Davalı ...; sözleşmeyi şirket müdürü sıfatıyla, şirketi temsilen imzaladığını, kiracılık sıfatının şirkete ait olduğunu belirterek davanın reddini istemiştir.
Davalı şirket, süresi içinde cevap dilekçesi sunmamıştır.
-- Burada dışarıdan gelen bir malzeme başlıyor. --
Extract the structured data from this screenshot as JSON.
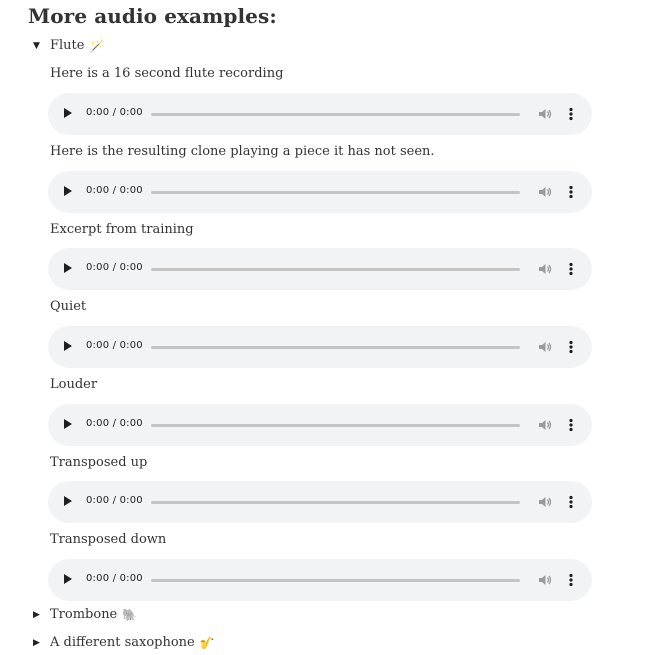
{
  "heading": "More audio examples:",
  "sections": {
    "flute": {
      "label": "Flute",
      "emoji": "🪄",
      "expanded": true
    },
    "trombone": {
      "label": "Trombone",
      "emoji": "🐘",
      "expanded": false
    },
    "saxophone": {
      "label": "A different saxophone",
      "emoji": "🎷",
      "expanded": false
    }
  },
  "markers": {
    "expanded": "▼",
    "collapsed": "▶"
  },
  "flute_examples": [
    {
      "caption": "Here is a 16 second flute recording",
      "time": "0:00 / 0:00"
    },
    {
      "caption": "Here is the resulting clone playing a piece it has not seen.",
      "time": "0:00 / 0:00"
    },
    {
      "caption": "Excerpt from training",
      "time": "0:00 / 0:00"
    },
    {
      "caption": "Quiet",
      "time": "0:00 / 0:00"
    },
    {
      "caption": "Louder",
      "time": "0:00 / 0:00"
    },
    {
      "caption": "Transposed up",
      "time": "0:00 / 0:00"
    },
    {
      "caption": "Transposed down",
      "time": "0:00 / 0:00"
    }
  ],
  "player_icons": {
    "play": "play-icon",
    "volume": "volume-icon",
    "menu": "more-options-icon"
  },
  "colors": {
    "player_bg": "#f1f3f4",
    "track": "#c4c4c4",
    "icon": "#1f1f1f",
    "text": "#333333"
  }
}
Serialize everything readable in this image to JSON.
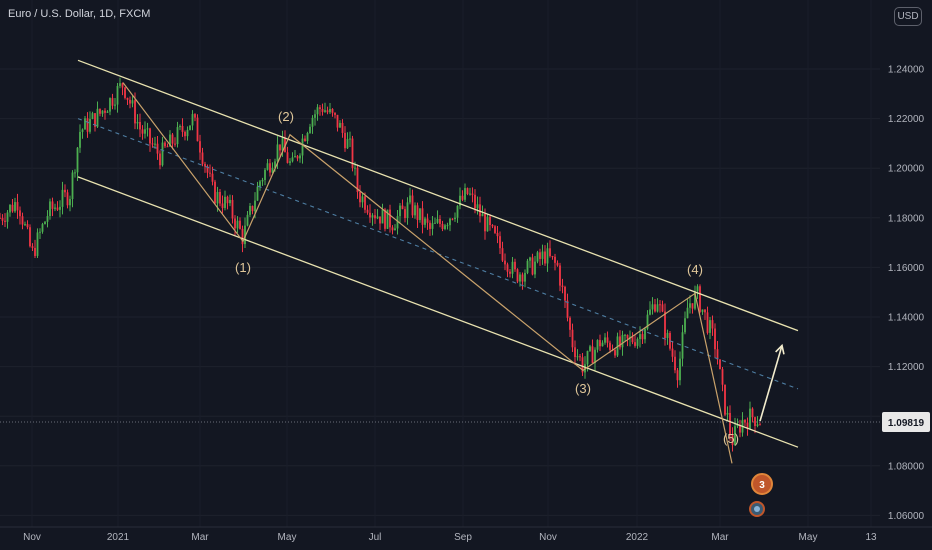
{
  "header": {
    "symbol_title": "Euro / U.S. Dollar, 1D, FXCM",
    "currency": "USD"
  },
  "chart_data": {
    "type": "candlestick",
    "x_ticks": [
      "Nov",
      "2021",
      "Mar",
      "May",
      "Jul",
      "Sep",
      "Nov",
      "2022",
      "Mar",
      "May",
      "13"
    ],
    "y_ticks": [
      "1.24000",
      "1.22000",
      "1.20000",
      "1.18000",
      "1.16000",
      "1.14000",
      "1.12000",
      "1.10000",
      "1.08000",
      "1.06000"
    ],
    "ylim": [
      1.0585,
      1.2525
    ],
    "last_price": "1.09819",
    "colors": {
      "up": "#4caf50",
      "down": "#f23645",
      "channel": "#e9e3b0",
      "wave": "#c9a26b",
      "midline": "#4e7ea3",
      "label": "#e0c79a",
      "arrow": "#f2eccd"
    },
    "wave_labels": [
      "(1)",
      "(2)",
      "(3)",
      "(4)",
      "(5)"
    ],
    "wave_path": [
      {
        "t": 123,
        "p": 1.2345
      },
      {
        "t": 243,
        "p": 1.1705
      },
      {
        "t": 290,
        "p": 1.2135
      },
      {
        "t": 583,
        "p": 1.1185
      },
      {
        "t": 695,
        "p": 1.1495
      },
      {
        "t": 732,
        "p": 1.081
      }
    ],
    "channel_upper": [
      {
        "t": 78,
        "p": 1.2435
      },
      {
        "t": 798,
        "p": 1.1345
      }
    ],
    "channel_lower": [
      {
        "t": 78,
        "p": 1.1965
      },
      {
        "t": 798,
        "p": 1.0875
      }
    ],
    "channel_midline": [
      {
        "t": 78,
        "p": 1.22
      },
      {
        "t": 798,
        "p": 1.111
      }
    ],
    "projection_arrow": [
      {
        "t": 760,
        "p": 1.098
      },
      {
        "t": 782,
        "p": 1.1285
      }
    ],
    "price_path": [
      [
        0,
        1.18
      ],
      [
        18,
        1.187
      ],
      [
        32,
        1.165
      ],
      [
        48,
        1.182
      ],
      [
        70,
        1.19
      ],
      [
        80,
        1.215
      ],
      [
        100,
        1.222
      ],
      [
        123,
        1.234
      ],
      [
        140,
        1.216
      ],
      [
        160,
        1.205
      ],
      [
        175,
        1.212
      ],
      [
        193,
        1.22
      ],
      [
        213,
        1.19
      ],
      [
        228,
        1.185
      ],
      [
        243,
        1.172
      ],
      [
        260,
        1.195
      ],
      [
        280,
        1.21
      ],
      [
        292,
        1.2
      ],
      [
        310,
        1.22
      ],
      [
        322,
        1.225
      ],
      [
        338,
        1.218
      ],
      [
        350,
        1.208
      ],
      [
        358,
        1.19
      ],
      [
        375,
        1.182
      ],
      [
        392,
        1.178
      ],
      [
        410,
        1.185
      ],
      [
        430,
        1.175
      ],
      [
        448,
        1.18
      ],
      [
        468,
        1.19
      ],
      [
        485,
        1.178
      ],
      [
        500,
        1.168
      ],
      [
        515,
        1.157
      ],
      [
        530,
        1.16
      ],
      [
        545,
        1.165
      ],
      [
        558,
        1.16
      ],
      [
        572,
        1.13
      ],
      [
        583,
        1.12
      ],
      [
        600,
        1.13
      ],
      [
        620,
        1.128
      ],
      [
        640,
        1.133
      ],
      [
        657,
        1.148
      ],
      [
        668,
        1.13
      ],
      [
        678,
        1.118
      ],
      [
        688,
        1.145
      ],
      [
        697,
        1.149
      ],
      [
        707,
        1.138
      ],
      [
        716,
        1.128
      ],
      [
        722,
        1.11
      ],
      [
        732,
        1.09
      ],
      [
        742,
        1.098
      ],
      [
        752,
        1.1
      ],
      [
        762,
        1.098
      ]
    ]
  }
}
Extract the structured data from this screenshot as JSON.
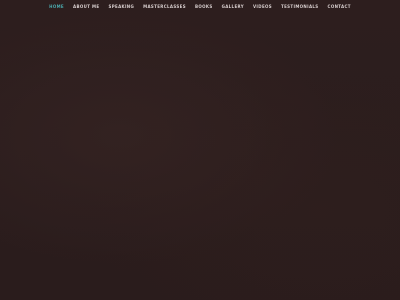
{
  "nav": {
    "items": [
      {
        "label": "HOME",
        "active": true
      },
      {
        "label": "ABOUT ME",
        "active": false
      },
      {
        "label": "SPEAKING",
        "active": false
      },
      {
        "label": "MASTERCLASSES",
        "active": false
      },
      {
        "label": "BOOKS",
        "active": false
      },
      {
        "label": "GALLERY",
        "active": false
      },
      {
        "label": "VIDEOS",
        "active": false
      },
      {
        "label": "TESTIMONIALS",
        "active": false
      },
      {
        "label": "CONTACT",
        "active": false
      }
    ]
  },
  "colors": {
    "background": "#2c1d1d",
    "nav_text": "#d8cfcf",
    "nav_active": "#4aa9ad"
  }
}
İlk derece mahkemesince; kira sözleşmesine davacı ...’un diğer malik ... adına vekaleten imza attığı, bu nedenle sözleşmenin ... ve ... tarafından yapıldığı, davacının ıslah dilekçesi ile dava tarihinden sonra muaccel hale gelen alacak kalemlerini talep etmesi mümkün olmadığından bu alacak kalemlerine
yönelik talebin reddi gerektiği; bilirkişi raporunda belirlenmiş olan 193.200 TL kira alacağından diğer kiraya verenin payı düşülmek suretiyle payına düşen 96.600 TL"yi talep edebileceği; davalı ..."ın sözleşmeyi şirketi temsile yetkili kişi olarak imzaladığı gerekçesiyle, davanın davalı ... yönünden husumet sebebiyle reddine; davalı şirket yönünden ise kısmen kabulü ile, 96.600 TL alacağın dava tarihinden itibaren uygulanacak yasal faizi ile davalı şirketten alınarak davacıya verilmesine, fazlaya ilişkin istemin reddine karar verilmiş; hüküm aleyhine davacı ve davalı ... tarafından istinaf kanun yoluna başvurulmuştur.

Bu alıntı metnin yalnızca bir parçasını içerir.